Trabalho será desenvolvido em oito escolas de Porto Velho. Objetivo é orientar alunos, professores e pais sobre como reconhecer sinais de violência sexual.
Objetivo é ajudar pais a identificarem abusos sexuais contra os filhos (Foto: CDC/ Amanda Mills)
Professores e alunos de oito escolas públicas de Porto Velho serão orientados, a partir do próximo dia 19 de maio, sobre como reconhecer e reagir em casos de violência e exploração sexual contra crianças e adolescentes.

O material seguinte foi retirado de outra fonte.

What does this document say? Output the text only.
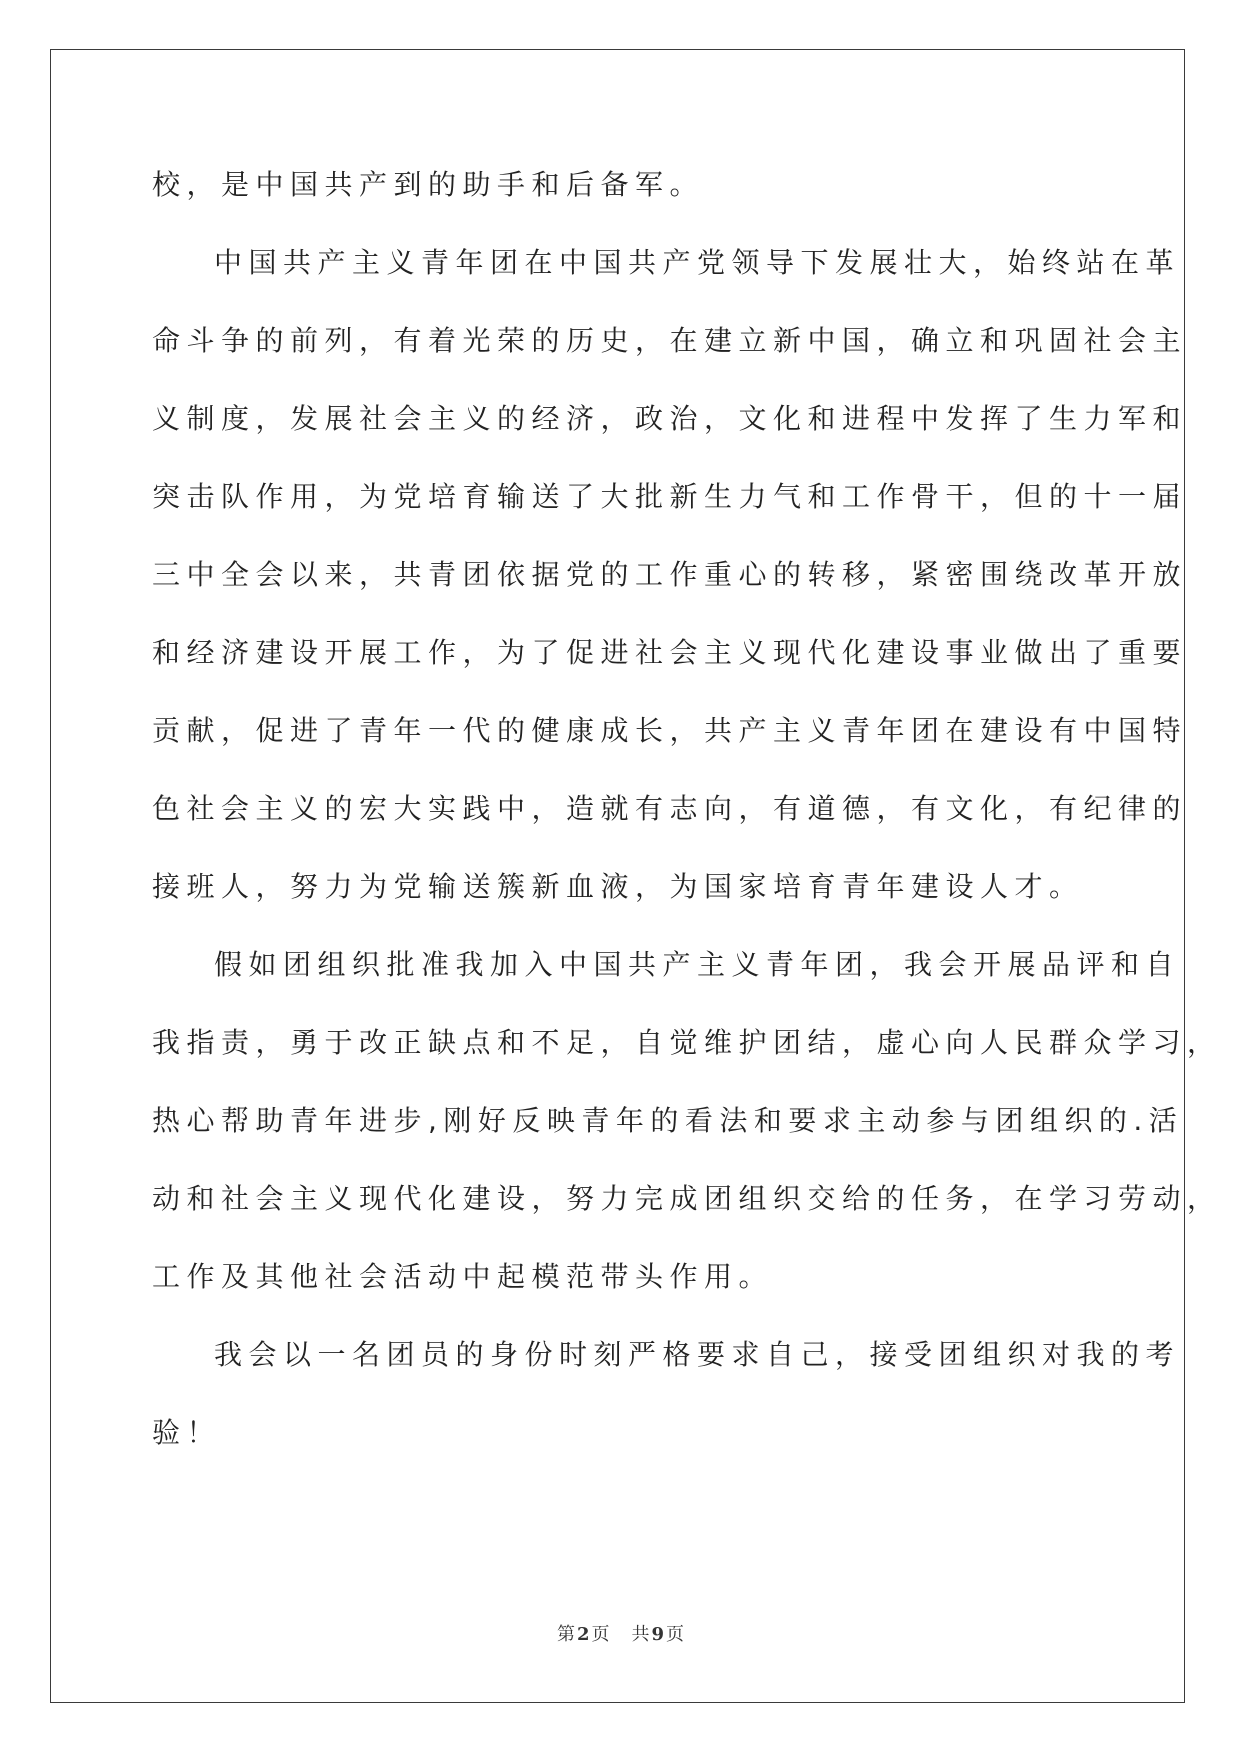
校，是中国共产到的助手和后备军。
中国共产主义青年团在中国共产党领导下发展壮大，始终站在革
命斗争的前列，有着光荣的历史，在建立新中国，确立和巩固社会主
义制度，发展社会主义的经济，政治，文化和进程中发挥了生力军和
突击队作用，为党培育输送了大批新生力气和工作骨干，但的十一届
三中全会以来，共青团依据党的工作重心的转移，紧密围绕改革开放
和经济建设开展工作，为了促进社会主义现代化建设事业做出了重要
贡献，促进了青年一代的健康成长，共产主义青年团在建设有中国特
色社会主义的宏大实践中，造就有志向，有道德，有文化，有纪律的
接班人，努力为党输送簇新血液，为国家培育青年建设人才。
假如团组织批准我加入中国共产主义青年团，我会开展品评和自
我指责，勇于改正缺点和不足，自觉维护团结，虚心向人民群众学习，
热心帮助青年进步,刚好反映青年的看法和要求主动参与团组织的.活
动和社会主义现代化建设，努力完成团组织交给的任务，在学习劳动，
工作及其他社会活动中起模范带头作用。
我会以一名团员的身份时刻严格要求自己，接受团组织对我的考
验！
第 2 页 共 9 页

Os trabalhos serão realizados em duas escolas da Zona Leste, duas da Zona Sul e duas da área Norte da capital.
A iniciativa faz parte da campanha que será lançada no próximo dia 18 de maio, no auditório do Ministério Público de Rondônia, pelo Comitê Estadual de Enfrentamento à Violência e Exploração Sexual contra Crianças e Adolescentes.

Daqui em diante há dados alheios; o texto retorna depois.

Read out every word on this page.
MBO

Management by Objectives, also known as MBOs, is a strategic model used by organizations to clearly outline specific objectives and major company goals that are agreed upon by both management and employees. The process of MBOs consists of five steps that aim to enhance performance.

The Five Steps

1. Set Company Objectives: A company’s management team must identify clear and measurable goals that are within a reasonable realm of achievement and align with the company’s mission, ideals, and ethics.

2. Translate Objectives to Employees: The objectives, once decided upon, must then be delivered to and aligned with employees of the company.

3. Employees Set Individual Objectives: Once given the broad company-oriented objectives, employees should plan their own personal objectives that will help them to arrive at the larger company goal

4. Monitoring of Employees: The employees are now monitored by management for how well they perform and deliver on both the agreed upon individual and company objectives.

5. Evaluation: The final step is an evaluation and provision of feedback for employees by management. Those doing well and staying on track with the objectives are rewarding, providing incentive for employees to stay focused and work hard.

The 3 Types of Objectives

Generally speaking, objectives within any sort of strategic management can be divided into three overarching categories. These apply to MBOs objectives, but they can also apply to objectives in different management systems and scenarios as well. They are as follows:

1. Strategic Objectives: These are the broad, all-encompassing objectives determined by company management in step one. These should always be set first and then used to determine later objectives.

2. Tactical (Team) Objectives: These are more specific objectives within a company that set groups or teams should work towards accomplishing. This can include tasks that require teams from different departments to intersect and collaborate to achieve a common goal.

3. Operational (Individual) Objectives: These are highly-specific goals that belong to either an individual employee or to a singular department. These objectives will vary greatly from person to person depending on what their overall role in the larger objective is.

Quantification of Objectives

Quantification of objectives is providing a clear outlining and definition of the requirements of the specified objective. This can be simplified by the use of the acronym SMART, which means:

Segundo Rose Silva, coordenadora de política pública para criança e adolescente, da Secretaria Estadual de Assistência e do Desenvolvimento Social (Seas), os profissionais da imprensa também serão convidados a participar de um workshop sobre a abordagem do tema nos noticiários.
“O trabalho com os jornalistas está previsto para acontecer no próximo dia 16”, explicou a gestora pública.

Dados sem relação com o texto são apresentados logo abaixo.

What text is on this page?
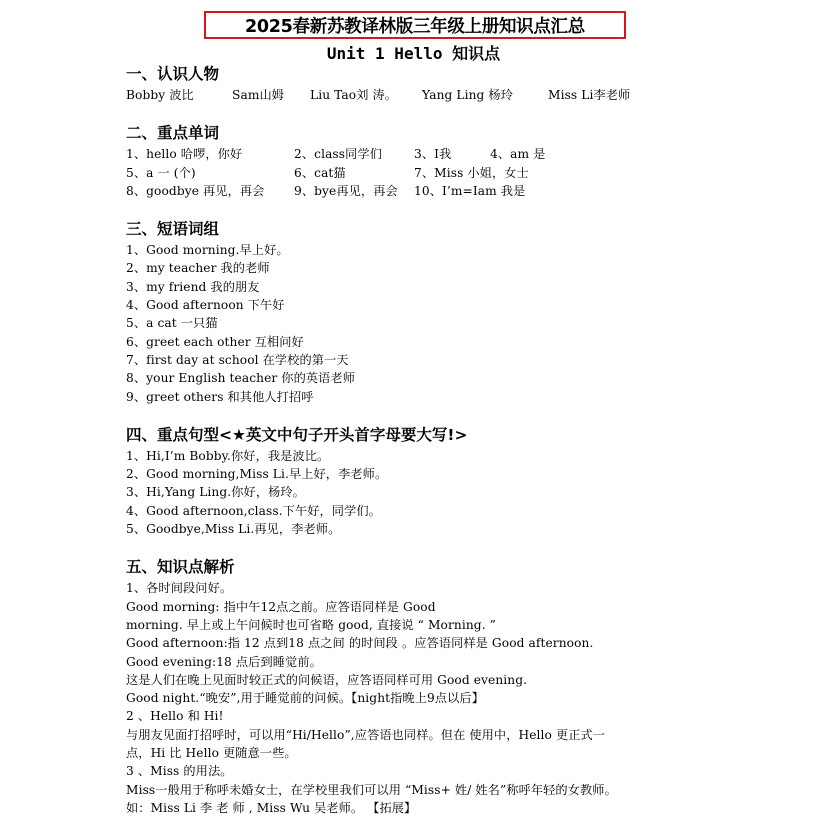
2025春新苏教译林版三年级上册知识点汇总
Unit 1 Hello 知识点
一、认识人物
Bobby 波比	Sam山姆	Liu Tao刘 涛。	Yang Ling 杨玲	Miss Li李老师
二、重点单词
1、hello 哈啰，你好	2、class同学们	3、I我	4、am 是
5、a 一 (个)	6、cat猫	7、Miss 小姐，女士
8、goodbye 再见，再会	9、bye再见，再会	10、I’m=Iam 我是
三、短语词组
1、Good morning.早上好。
2、my teacher 我的老师
3、my friend 我的朋友
4、Good afternoon 下午好
5、a cat 一只猫
6、greet each other 互相问好
7、first day at school 在学校的第一天
8、your English teacher 你的英语老师
9、greet others 和其他人打招呼
四、重点句型<★英文中句子开头首字母要大写!>
1、Hi,I’m Bobby.你好，我是波比。
2、Good morning,Miss Li.早上好，李老师。
3、Hi,Yang Ling.你好，杨玲。
4、Good afternoon,class.下午好，同学们。
5、Goodbye,Miss Li.再见，李老师。
五、知识点解析
1、各时间段问好。
Good morning: 指中午12点之前。应答语同样是 Good
morning. 早上或上午问候时也可省略 good, 直接说 “ Morning. ”
Good afternoon:指 12 点到18 点之间 的时间段 。应答语同样是 Good afternoon.
Good evening:18 点后到睡觉前。
这是人们在晚上见面时较正式的问候语，应答语同样可用 Good evening.
Good night.“晚安”,用于睡觉前的问候。【night指晚上9点以后】
2 、Hello 和 Hi!
与朋友见面打招呼时，可以用“Hi/Hello”,应答语也同样。但在 使用中，Hello 更正式一
点，Hi 比 Hello 更随意一些。
3 、Miss 的用法。
Miss一般用于称呼未婚女士，在学校里我们可以用 “Miss+ 姓/ 姓名”称呼年轻的女教师。
如：Miss Li 李 老 师 , Miss Wu 吴老师。 【拓展】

Ela explica que, alguns jornalistas ainda utilizam termos que soam pejorativos e acabam agravando a violência sofrida pela criança e pelo adolescente.
Projeto deve possibilitar à vítima de violência e exploração sexual enxergar-se como tal, avalia Rose Silva, da Seas (Foto: Toni Francis/G1)
“Não é uma repreensão ao comunicador, mas uma orientação sobre os termos e um alerta com relação ao modo que muitos assuntos são abordados”, salientou.
Sobre o tema em si e ao trabalho junto a educadores e estudantes, Rose Silva afirma que, em um ano, em 2016, o governo registrou mais de 5 mil denúncias de crimes contra crianças e adolescentes, em todo o Estado.
“Nem todas as denúncias foram confirmadas, mas é um número muito grande de suspeitas, isso não pode ser negligenciado”, destacou, acrescentando que, na maioria das vezes, a violência é praticada na casa da vítima ou de amigos e parentes.
“A criança vítima de violência sempre muda o comportamento. Por isso, nossa orientação é para que os próprios alunos reconheçam quando estão sendo vítimas de algum crime e saibam procurar seus direitos, através do disque 100 ou por meio das Coordenadorias Regionais de Ensino (CRE) e conselhos tutelares”, enfatizou Rose Silva.
Os profissionais docentes terão papel de multiplicadores, orientando alunos e suas respectivas famílias sobre os cuidados e sinais que possam indicar algum tipo de violação dos direitos da criança.
O projeto também contemplará crianças e jovens surdos-mudos. Os debates com esse público serão realizados na Escola Estadual Major Guapindaia, em parceria com a Associação de Surdos. “A filosofia do programa visa possibilitar ao aluno ver-se e sentir-se na condição de violado”, explica Rose Silva.